Some advanced compilation techniques require a directed acyclic graph instead of an AST. DAG usually helps to find basic blocks and other fundamental code fragment. We want to get down to this level for some fine grain parallelization task in real-time constraints code generation where we may need to split series of statement in non-trivial way. In this case, the DAG allow us to "see" where the code can be splitted without error. As i never found how to make some CT structure looking like an AST but with a way to get the parent node, DAG is next best thiung we have in store

Hi Joel -

Some advanced compilation techniques require a directed acyclic graph instead of an AST. DAG usually helps to find basic blocks and other fundamental code fragment. We want to get down to this level for some fine grain parallelization task in real-time constraints code generation where we may need to split series of statement in non-trivial way. In this case, the DAG allow us to "see" where the code can be splitted without error.

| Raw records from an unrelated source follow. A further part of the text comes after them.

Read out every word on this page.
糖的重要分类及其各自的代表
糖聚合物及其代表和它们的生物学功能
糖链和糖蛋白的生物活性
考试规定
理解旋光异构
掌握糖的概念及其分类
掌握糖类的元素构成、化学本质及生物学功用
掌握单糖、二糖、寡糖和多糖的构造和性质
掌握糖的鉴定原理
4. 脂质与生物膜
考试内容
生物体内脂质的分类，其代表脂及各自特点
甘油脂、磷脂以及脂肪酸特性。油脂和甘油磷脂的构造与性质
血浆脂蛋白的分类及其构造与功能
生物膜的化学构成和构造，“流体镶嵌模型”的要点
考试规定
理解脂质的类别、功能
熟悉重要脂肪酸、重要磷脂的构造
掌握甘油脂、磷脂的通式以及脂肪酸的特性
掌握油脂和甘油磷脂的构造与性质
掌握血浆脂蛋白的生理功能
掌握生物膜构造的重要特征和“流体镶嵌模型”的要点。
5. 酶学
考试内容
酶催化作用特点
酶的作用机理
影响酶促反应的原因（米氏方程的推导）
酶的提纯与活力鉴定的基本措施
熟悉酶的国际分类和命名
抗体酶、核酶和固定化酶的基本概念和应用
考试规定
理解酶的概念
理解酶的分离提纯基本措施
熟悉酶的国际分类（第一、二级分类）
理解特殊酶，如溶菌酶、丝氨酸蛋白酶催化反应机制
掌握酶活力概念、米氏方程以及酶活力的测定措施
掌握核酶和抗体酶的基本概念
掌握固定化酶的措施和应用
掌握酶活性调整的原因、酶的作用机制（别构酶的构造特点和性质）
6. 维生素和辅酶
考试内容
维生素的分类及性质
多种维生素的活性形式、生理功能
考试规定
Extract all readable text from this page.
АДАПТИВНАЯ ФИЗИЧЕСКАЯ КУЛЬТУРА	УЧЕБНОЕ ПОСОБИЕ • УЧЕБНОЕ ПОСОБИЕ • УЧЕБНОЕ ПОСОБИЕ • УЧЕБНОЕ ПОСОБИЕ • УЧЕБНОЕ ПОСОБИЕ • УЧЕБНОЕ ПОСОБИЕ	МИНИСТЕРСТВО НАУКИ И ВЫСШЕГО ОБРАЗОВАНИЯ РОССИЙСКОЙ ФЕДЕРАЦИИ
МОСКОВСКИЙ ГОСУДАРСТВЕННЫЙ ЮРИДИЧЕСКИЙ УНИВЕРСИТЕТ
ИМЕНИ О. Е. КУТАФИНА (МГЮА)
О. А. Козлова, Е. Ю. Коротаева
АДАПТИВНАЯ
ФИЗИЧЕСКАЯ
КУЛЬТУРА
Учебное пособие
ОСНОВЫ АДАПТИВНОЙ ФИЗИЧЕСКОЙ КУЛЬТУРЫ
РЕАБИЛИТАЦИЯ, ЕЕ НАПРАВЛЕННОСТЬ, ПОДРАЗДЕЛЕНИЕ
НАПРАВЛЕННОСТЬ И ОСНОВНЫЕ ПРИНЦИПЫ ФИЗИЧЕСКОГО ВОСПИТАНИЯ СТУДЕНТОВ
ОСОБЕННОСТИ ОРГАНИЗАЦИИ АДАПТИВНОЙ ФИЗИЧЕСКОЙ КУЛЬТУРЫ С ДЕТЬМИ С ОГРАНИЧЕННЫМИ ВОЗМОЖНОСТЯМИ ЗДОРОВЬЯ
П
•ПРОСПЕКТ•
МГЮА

As i never found how to make some CT structure looking like an AST but with a way to get the parent node, DAG is next best thiung we have in store

So is it a DAG or a tree with parent accessors you're looking for? Right now with using MPL.Graph you would pay for copying the whole structure into an mpl map-of-maps. There's an argument to be made that the library should support a mode where some concepts are implemented by adapting existing constructs (as I demonstrated before) and the metadata to support other concepts is constructed as needed. If you'll recall, last time we talked about this, we discovered that adapting Proto would require sort of a Fusion.Graph... Stay tuned!

On Jan 16, 2011, at 1:15 AM, Hal Finkel wrote:

You might be interested in looking at Martin Erwig's Functional Graph Library (available for Haskell or ML). I don't know Haskell or ML, but I've found the algorithm implementations reasonably easy to understand (there is also a paper), and I've found that using functional programs as a "template" for template metaprograms is often easier than trying to port imperative versions.

http://web.engr.oregonstate.edu/~erwig/fgl/

Thanks Hal, this is very interesting - I'm not sure if I grasp it yet but I'll be studying it thoroughly in months to come. We have O(1) maps in MPL so life is perhaps a little easier for us than for pure Haskell authors (at least as far as time complexity goes).